11th September 2017 by Robert Armour 0 Comments

Most Scots say they would never foster a child, leading charities to call for increased measures to tackle the country’s fostering “crisis”.

Campaigners say children in care face an uncertain future after a survey found 88% of Scottish adults surveyed showed little or no interest in fostering.

It comes as Action for Children this week launched a new drive to recruit more foster carers.  

Over 1,000 people were polled across Scotland as part of the charity’s ‘Spare Room’ initiative. When asked how likely it is you would become a foster carer, 66% said “not at all likely” and 22% chose “not very likely”.

Some 6% said “fairly likely” and just 1% chose “very likely”.

The findings also highlight that more than half the country’s households have a spare room with three quarters using as a guest bedroom. Yet only a tiny minority would consider using that room to take on a child in care.   

“These shocking figures reveal the true scale of the current fostering crisis in Scotland,” said Paul Carberry, Action for Children’s Director for Scotland.  

“Across the country, we have more and more children and young people who desperately need the stability a foster carer can give them yet we have fewer and fewer foster parents. 

“We are looking for people from across Scotland who can provide a secure and loving home to children who have experienced trauma and loss.

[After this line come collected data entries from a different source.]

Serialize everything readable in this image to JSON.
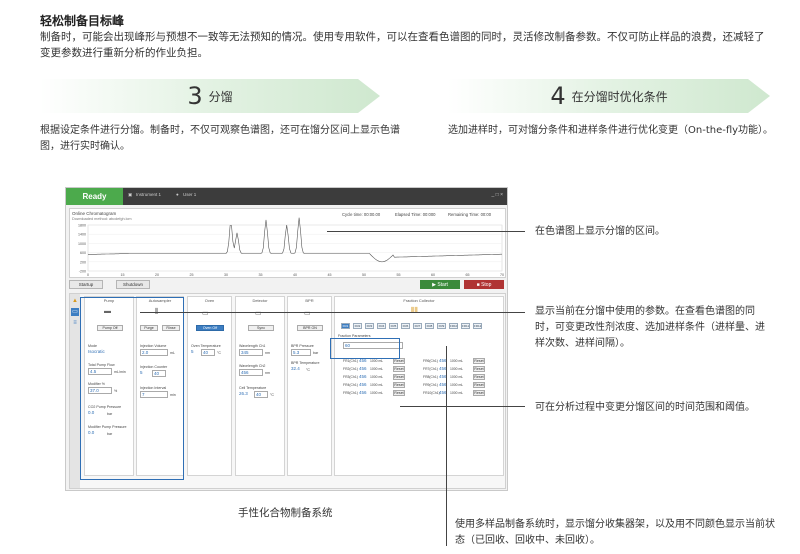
{
  "heading": "轻松制备目标峰",
  "intro": "制备时，可能会出现峰形与预想不一致等无法预知的情况。使用专用软件，可以在查看色谱图的同时，灵活修改制备参数。不仅可防止样品的浪费，还减轻了变更参数进行重新分析的作业负担。",
  "steps": [
    {
      "num": "3",
      "label": "分馏",
      "desc": "根据设定条件进行分馏。制备时，不仅可观察色谱图，还可在馏分区间上显示色谱图，进行实时确认。"
    },
    {
      "num": "4",
      "label": "在分馏时优化条件",
      "desc": "选加进样时，可对馏分条件和进样条件进行优化变更（On-the-fly功能）。"
    }
  ],
  "screenshot": {
    "status": "Ready",
    "instrument_tab": "Instrument 1",
    "user_tab": "User 1",
    "window_controls": "_ □ ×",
    "chrom_title": "Online Chromatogram",
    "chrom_sub": "Downloaded method: abcdefgh.lcm",
    "cycle_time": "Cycle time: 00:00.00",
    "elapsed_time": "Elapsed Time: 00:000",
    "remaining_time": "Remaining Time: 00:00",
    "y_ticks": [
      "1800",
      "1400",
      "1000",
      "600",
      "200",
      "-200"
    ],
    "x_ticks": [
      "0",
      "15",
      "20",
      "25",
      "30",
      "35",
      "40",
      "45",
      "50",
      "55",
      "60",
      "65",
      "70"
    ],
    "startup_label": "Startup",
    "shutdown_label": "Shutdown",
    "start_label": "Start",
    "stop_label": "Stop",
    "modules": {
      "pump": {
        "title": "Pump",
        "btn": "Pump Off",
        "mode_label": "Mode",
        "mode_val": "Isocratic",
        "total_flow_label": "Total Pump Flow",
        "total_flow_val": "4.5",
        "total_flow_unit": "mL/min",
        "modifier_label": "Modifier %",
        "modifier_val": "37.0",
        "modifier_unit": "%",
        "co2_label": "CO2 Pump Pressure",
        "co2_val": "0.0",
        "co2_unit": "bar",
        "mod_press_label": "Modifier Pump Pressure",
        "mod_press_val": "0.0",
        "mod_press_unit": "bar"
      },
      "autosampler": {
        "title": "Autosampler",
        "btn1": "Purge",
        "btn2": "Rinse",
        "inj_vol_label": "Injection Volume",
        "inj_vol_val": "2.0",
        "inj_vol_unit": "mL",
        "inj_count_label": "Injection Counter",
        "inj_count_val": "5",
        "inj_count_max": "40",
        "inj_interval_label": "Injection Interval",
        "inj_interval_val": "7",
        "inj_interval_unit": "min"
      },
      "oven": {
        "title": "Oven",
        "btn": "Oven Off",
        "temp_label": "Oven Temperature",
        "temp_val": "5",
        "temp_set": "40",
        "temp_unit": "°C"
      },
      "detector": {
        "title": "Detector",
        "btn": "Sync",
        "wl1_label": "Wavelength Ch1",
        "wl1_val": "345",
        "wl1_unit": "nm",
        "wl2_label": "Wavelength Ch2",
        "wl2_val": "456",
        "wl2_unit": "nm",
        "cell_label": "Cell Temperature",
        "cell_val": "26.3",
        "cell_set": "40",
        "cell_unit": "°C"
      },
      "bpr": {
        "title": "BPR",
        "btn": "BPR ON",
        "pressure_label": "BPR Pressure",
        "pressure_val": "5.3",
        "pressure_unit": "bar",
        "temp_label": "BPR Temperature",
        "temp_val": "32.4",
        "temp_unit": "°C"
      },
      "fraction": {
        "title": "Fraction Collector",
        "buttons": [
          "FR1",
          "FR2",
          "FR3",
          "FR4",
          "FR5",
          "FR6",
          "FR7",
          "FR8",
          "FR9",
          "FR10",
          "FR11",
          "FR12"
        ],
        "thresh_label": "Fraction Parameters",
        "thresh_val": "60",
        "rows_left": [
          "FR1(Ch1)",
          "FR2(Ch1)",
          "FR3(Ch1)",
          "FR4(Ch1)",
          "FR5(Ch1)"
        ],
        "rows_right": [
          "FR6(Ch1)",
          "FR7(Ch1)",
          "FR8(Ch1)",
          "FR9(Ch1)",
          "FR10(Ch1)"
        ],
        "row_val": "456",
        "row_unit": "1000 mL",
        "reset": "Reset"
      }
    }
  },
  "callouts": [
    "在色谱图上显示分馏的区间。",
    "显示当前在分馏中使用的参数。在查看色谱图的同时，可变更改性剂浓度、选加进样条件（进样量、进样次数、进样间隔）。",
    "可在分析过程中变更分馏区间的时间范围和阈值。",
    "使用多样品制备系统时，显示馏分收集器架，以及用不同颜色显示当前状态（已回收、回收中、未回收）。"
  ],
  "caption": "手性化合物制备系统",
  "colors": {
    "arrow": "#e6f3e6",
    "ready": "#4caa4c",
    "start": "#3b8a3b",
    "stop": "#b03434",
    "highlight": "#2f6fb5",
    "value": "#2f6fb5"
  }
}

"Lots of people can foster; it doesn’t matter if you’re older, whether you own or rent your home, are single, co-habiting or married, male or female or in a heterosexual or same sex relationship, but you must have a spare room and the ability to stand alongside children and young people to help them recover.”

Margaret and Maurice Surgeon who foster two girls at home, full-time, said it wasn’t a decision they took lightly but believed it was the right thing to do.

Margaret explained: “The experience is rewarding. Small things such as one of the girls joining a club or when they call the house ‘home’. It all adds up.”

Maurice added: “You get something out of it for yourself, it’s not financial, it’s being able to make a difference.” 

The charity’s #myspareroom campaign is using virtual reality (VR) to encourage people to become foster carers.

Members of the public will be able to experience through VR what it’s like to welcome a foster child into their home and see the difference it can make to a vulnerable young person.